Biden’s IRS Plan is a Warrantless Search of All Americans Financial Accounts

By: Katie McAuliffe

A Biden proposal that will allow the Internal Revenue Service to build an NSA style financial reporting system is still included in budget reconciliation.

The IRS will be able to invade every account that has a total of $600 in flows or out flows in a year. That’s not just your personal bank account, that includes Venmo, PayPal, and crypto currency wallets too. Since the IRS is a law enforcement agency, it amounts to a warrantless search of every American.

The $3.5 trillion budget resolution intends to offset government spending through “IRS tax enforcement”. President Biden announced his “American Families Plan” in April where he wantedto “revitalize [tax] enforcement to make the wealthy pay what they owe.” To do this, President Biden said he wanted to add 87,000 new IRS agents and expand its budget by $80 billion (For Comparison, the entire Department of Justice, which includes the FBI, ATF, DEA, and the entire federal prison system has a budget of only $28 billion). 

Expanding the size of the IRS to extract more taxes from the wealthy is the Big Lie of tax policy. Increasing the size of the IRS will not hurt the wealthy, but place a target on the heads of everyday Americans.   

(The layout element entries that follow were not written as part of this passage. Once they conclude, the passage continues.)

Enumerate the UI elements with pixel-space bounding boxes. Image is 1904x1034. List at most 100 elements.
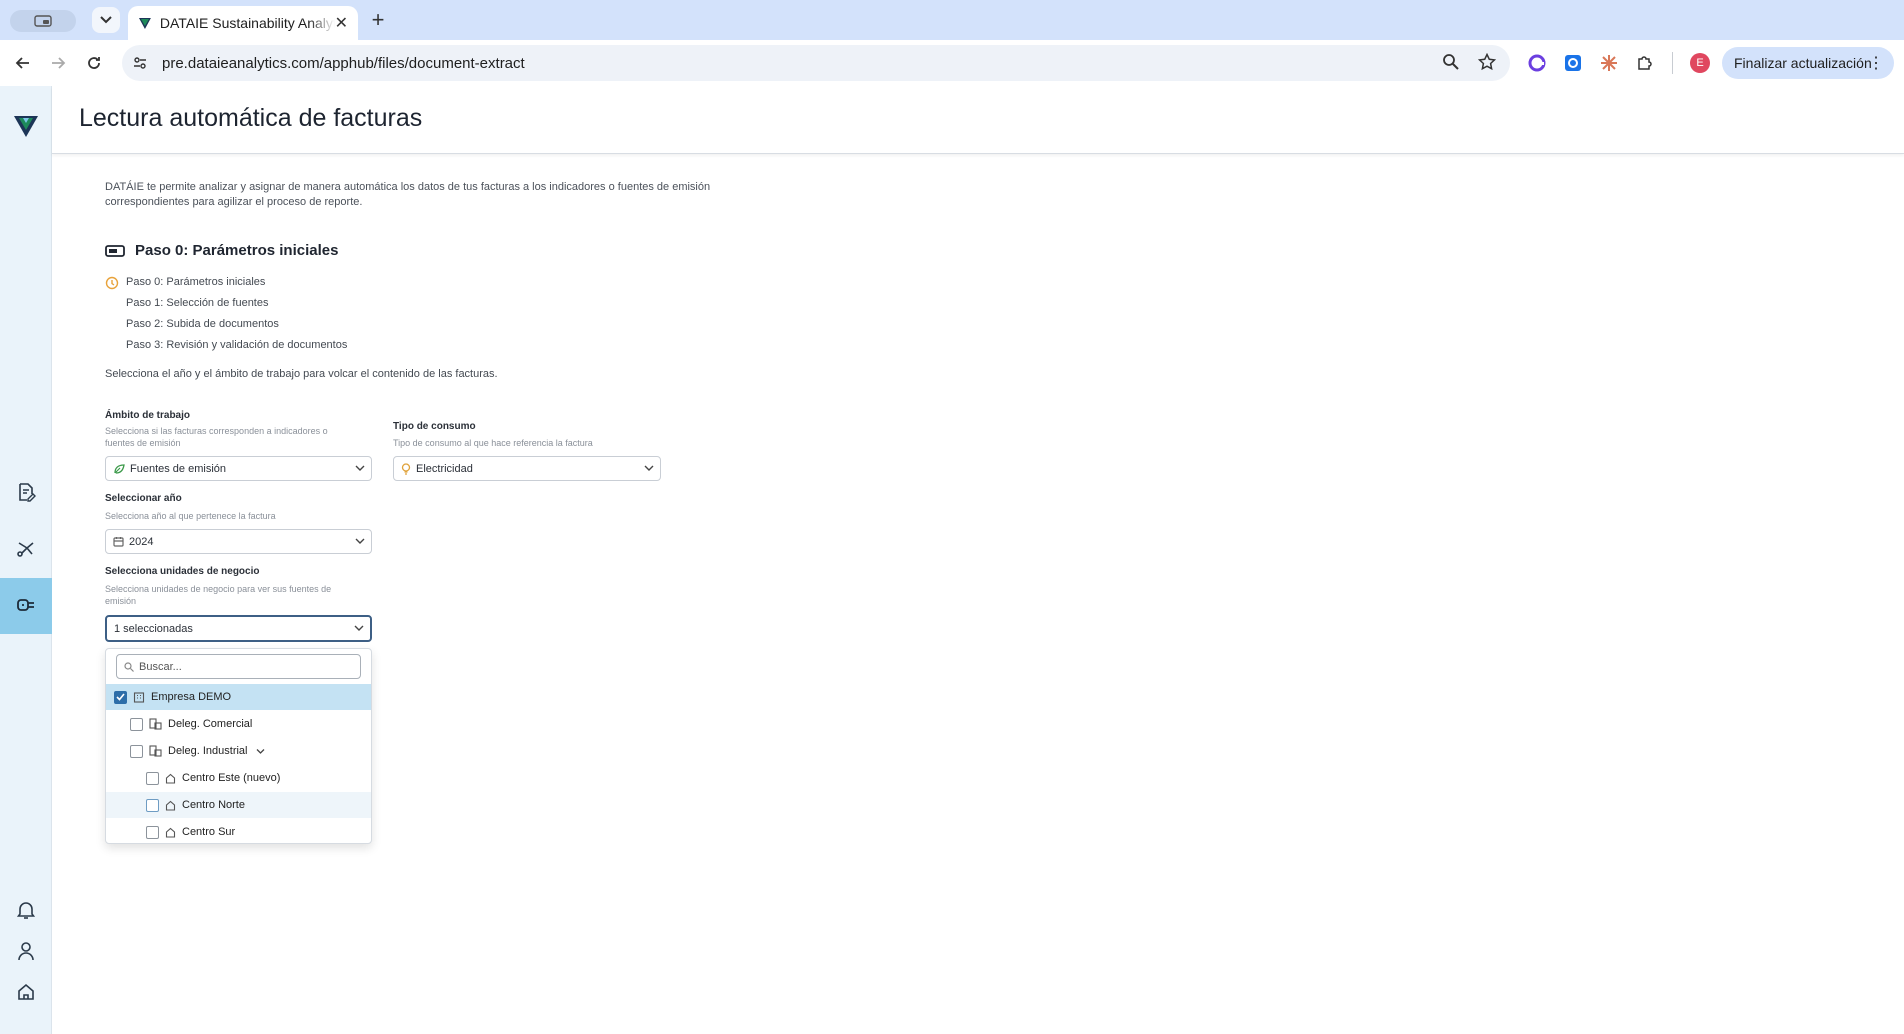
- step-item-2: Paso 2: Subida de documentos: [105, 318, 347, 339]
- chevron-down-icon: [644, 465, 654, 471]
- toolbar-separator: [1672, 52, 1673, 74]
- tab-group-button[interactable]: [10, 10, 76, 32]
- consumo-label: Tipo de consumo: [393, 421, 476, 432]
- documents-edit-icon[interactable]: [0, 464, 52, 520]
- address-bar[interactable]: pre.dataieanalytics.com/apphub/files/doc…: [122, 45, 1510, 81]
- delegation-buildings-icon: [149, 745, 162, 757]
- unidades-select[interactable]: 1 seleccionadas: [105, 615, 372, 642]
- app-main: Lectura automática de facturas DATÁIE te…: [52, 86, 1904, 1034]
- item-label: Empresa DEMO: [151, 691, 232, 703]
- item-label: Centro Este (nuevo): [182, 772, 281, 784]
- site-home-icon: [165, 800, 176, 811]
- update-button-label: Finalizar actualización: [1734, 55, 1872, 71]
- back-icon[interactable]: [11, 51, 35, 75]
- checkbox[interactable]: [146, 825, 159, 839]
- anio-help: Selecciona año al que pertenece la factu…: [105, 511, 276, 521]
- forward-icon[interactable]: [46, 51, 70, 75]
- dropdown-search-input[interactable]: Buscar...: [116, 654, 361, 679]
- anio-select[interactable]: 2024: [105, 529, 372, 554]
- extension-gear-icon[interactable]: [1562, 52, 1584, 74]
- document-extract-nav-icon[interactable]: [0, 578, 52, 634]
- connections-icon[interactable]: [0, 521, 52, 577]
- claude-extension-icon[interactable]: [1598, 52, 1620, 74]
- profile-avatar[interactable]: E: [1690, 53, 1710, 73]
- tab-group-icon: [34, 15, 52, 27]
- browser-tab[interactable]: DATAIE Sustainability Analytics ✕: [128, 6, 358, 40]
- unidades-help: Selecciona unidades de negocio para ver …: [105, 584, 332, 606]
- update-browser-button[interactable]: Finalizar actualización ⋮: [1722, 47, 1894, 79]
- checkbox[interactable]: [146, 798, 159, 812]
- browser-tab-strip: DATAIE Sustainability Analytics ✕ +: [0, 0, 1904, 40]
- step-label: Paso 1: Selección de fuentes: [126, 297, 269, 309]
- card-step-icon: [105, 244, 125, 257]
- bookmark-star-icon[interactable]: [1478, 53, 1496, 71]
- new-tab-icon[interactable]: +: [366, 7, 390, 32]
- steps-list: Paso 0: Parámetros iniciales Paso 1: Sel…: [105, 276, 347, 360]
- item-label: Centro Norte: [182, 799, 245, 811]
- url-text: pre.dataieanalytics.com/apphub/files/doc…: [162, 54, 525, 72]
- search-placeholder: Buscar...: [139, 660, 182, 673]
- chevron-down-icon[interactable]: [256, 748, 265, 755]
- unidades-value: 1 seleccionadas: [114, 622, 193, 635]
- close-tab-icon[interactable]: ✕: [335, 13, 348, 33]
- leaf-icon: [113, 463, 125, 475]
- item-label: Deleg. Comercial: [168, 718, 253, 730]
- company-building-icon: [133, 691, 145, 703]
- grammarly-extension-icon[interactable]: [1526, 52, 1548, 74]
- ambito-label: Ámbito de trabajo: [105, 410, 191, 421]
- business-units-dropdown: Buscar... Empresa DEMO Deleg. Comercial …: [105, 648, 372, 844]
- list-item-centro-norte[interactable]: Centro Norte: [106, 792, 371, 818]
- checkbox-checked[interactable]: [114, 690, 127, 704]
- lightbulb-icon: [401, 462, 411, 475]
- clock-pending-icon: [105, 276, 119, 290]
- consumo-value: Electricidad: [416, 462, 473, 475]
- list-item-centro-este[interactable]: Centro Este (nuevo): [106, 765, 371, 791]
- consumo-select[interactable]: Electricidad: [393, 456, 661, 481]
- ambito-value: Fuentes de emisión: [130, 462, 226, 475]
- delegation-buildings-icon: [149, 718, 162, 730]
- anio-value: 2024: [129, 535, 154, 548]
- zoom-icon[interactable]: [1442, 53, 1460, 71]
- item-label: Centro Sur: [182, 826, 236, 838]
- chevron-down-icon: [355, 465, 365, 471]
- app-sidebar: [0, 86, 52, 1034]
- step-label: Paso 3: Revisión y validación de documen…: [126, 339, 348, 351]
- step-label: Paso 0: Parámetros iniciales: [126, 276, 266, 288]
- list-item-deleg-industrial[interactable]: Deleg. Industrial: [106, 738, 371, 764]
- chevron-down-icon: [100, 16, 112, 24]
- ambito-select[interactable]: Fuentes de emisión: [105, 456, 372, 481]
- consumo-help: Tipo de consumo al que hace referencia l…: [393, 438, 593, 448]
- calendar-icon: [113, 536, 124, 547]
- browser-toolbar: pre.dataieanalytics.com/apphub/files/doc…: [0, 40, 1904, 86]
- unidades-label: Selecciona unidades de negocio: [105, 566, 260, 577]
- more-menu-icon[interactable]: ⋮: [1868, 53, 1884, 73]
- page-header: Lectura automática de facturas: [52, 86, 1904, 154]
- step-item-1: Paso 1: Selección de fuentes: [105, 297, 347, 318]
- dataie-logo[interactable]: [0, 98, 52, 154]
- step-heading: Paso 0: Parámetros iniciales: [105, 242, 338, 259]
- search-icon: [124, 661, 134, 672]
- extensions-puzzle-icon[interactable]: [1634, 52, 1656, 74]
- checkbox[interactable]: [130, 744, 143, 758]
- item-label: Deleg. Industrial: [168, 745, 248, 757]
- list-item-empresa-demo[interactable]: Empresa DEMO: [106, 684, 371, 710]
- step-heading-text: Paso 0: Parámetros iniciales: [135, 242, 339, 259]
- page-title: Lectura automática de facturas: [79, 104, 423, 132]
- tab-search-button[interactable]: [92, 7, 120, 33]
- list-item-centro-sur[interactable]: Centro Sur: [106, 819, 371, 845]
- intro-text: DATÁIE te permite analizar y asignar de …: [105, 181, 711, 208]
- site-info-icon[interactable]: [132, 55, 148, 71]
- tab-title: DATAIE Sustainability Analytics: [159, 15, 335, 31]
- chevron-down-icon: [355, 538, 365, 544]
- list-item-deleg-comercial[interactable]: Deleg. Comercial: [106, 711, 371, 737]
- favicon-icon: [138, 18, 151, 29]
- step-hint: Selecciona el año y el ámbito de trabajo…: [105, 368, 498, 380]
- step-item-0: Paso 0: Parámetros iniciales: [105, 276, 347, 297]
- checkbox[interactable]: [130, 717, 143, 731]
- reload-icon[interactable]: [82, 51, 106, 75]
- step-label: Paso 2: Subida de documentos: [126, 318, 279, 330]
- checkbox[interactable]: [146, 771, 159, 785]
- site-home-icon: [165, 773, 176, 784]
- home-icon[interactable]: [0, 964, 52, 1020]
- anio-label: Seleccionar año: [105, 493, 182, 504]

The Biden administration made this clear in early May when the Treasury Department outlined its plan to “create a comprehensive financial account information reporting regime.” This “regime” would require financial institutions to produce an annual information return that reports data on all personal and business accounts that had gross in-flows and out-flows over $600. This $600 threshold is a dramatic departure from current law where a similar requirement already exists for cash transactions over $10,000.  

In less than a month we went from making the wealthy “pay what they owe” to encapsulating virtually every American in a financial dragnet akin the National Security Agency’s PRISM program.   

Not only does this proposal apply to banks, it would apply to lenders, investment institutions, crypto asset exchanges, and peer-to-peer payment services such as Venmo, PayPal, and CashApp  

We cannot ignore what this proposal would mean. We would be letting a law enforcement agency have the power to automatically gain access to information about the private bank accounts of essentially every American without a warrant.   

As we have covered here before at Americans for Tax Reform, these IRS investigations return little results while harming taxpayers. 

We can anticipate what this harm will look like. Using the current $10,000 reporting requirement as a model, taxpayers have routinely had their rights violated by the IRS. The Treasury Inspector General for Tax Administration (TIGTA) conducted a review of IRS investigations initiated from the $10,000 reporting requirement and found that the IRS seized the assets of suspected violators before even speaking to them 92% of the time. Furthermore, only 8% of these suspected individuals actually broke the law.  

The seizure of a person’s assets is no small inconvenience. During the months that an investigation occurs, a business can be from missing payments to employees, its bills, and contracts. Families can end up in trouble for not being able to pay rent, make car payments, or pay their utility bills. 

Biden’s proposal to expand the manpower and pockets of the IRS will give it the resources it needs to stalk every American’s bank account. With the IRS proving itself oppresive with the relatively uncommon $10,000 reporting requirement, it raises the question about how much harm will result from dramatically expanding the focus of its investigatory lens. 

This is not a proposal most Americans would support if they were aware of it. Senator Crapo of Idaho attempted to block the proposal with an amendment but it narrowly failed by 49-50. 

With the IRS having this much authority, it is another attack on Americans’ privacy and Fourth Amendment protections.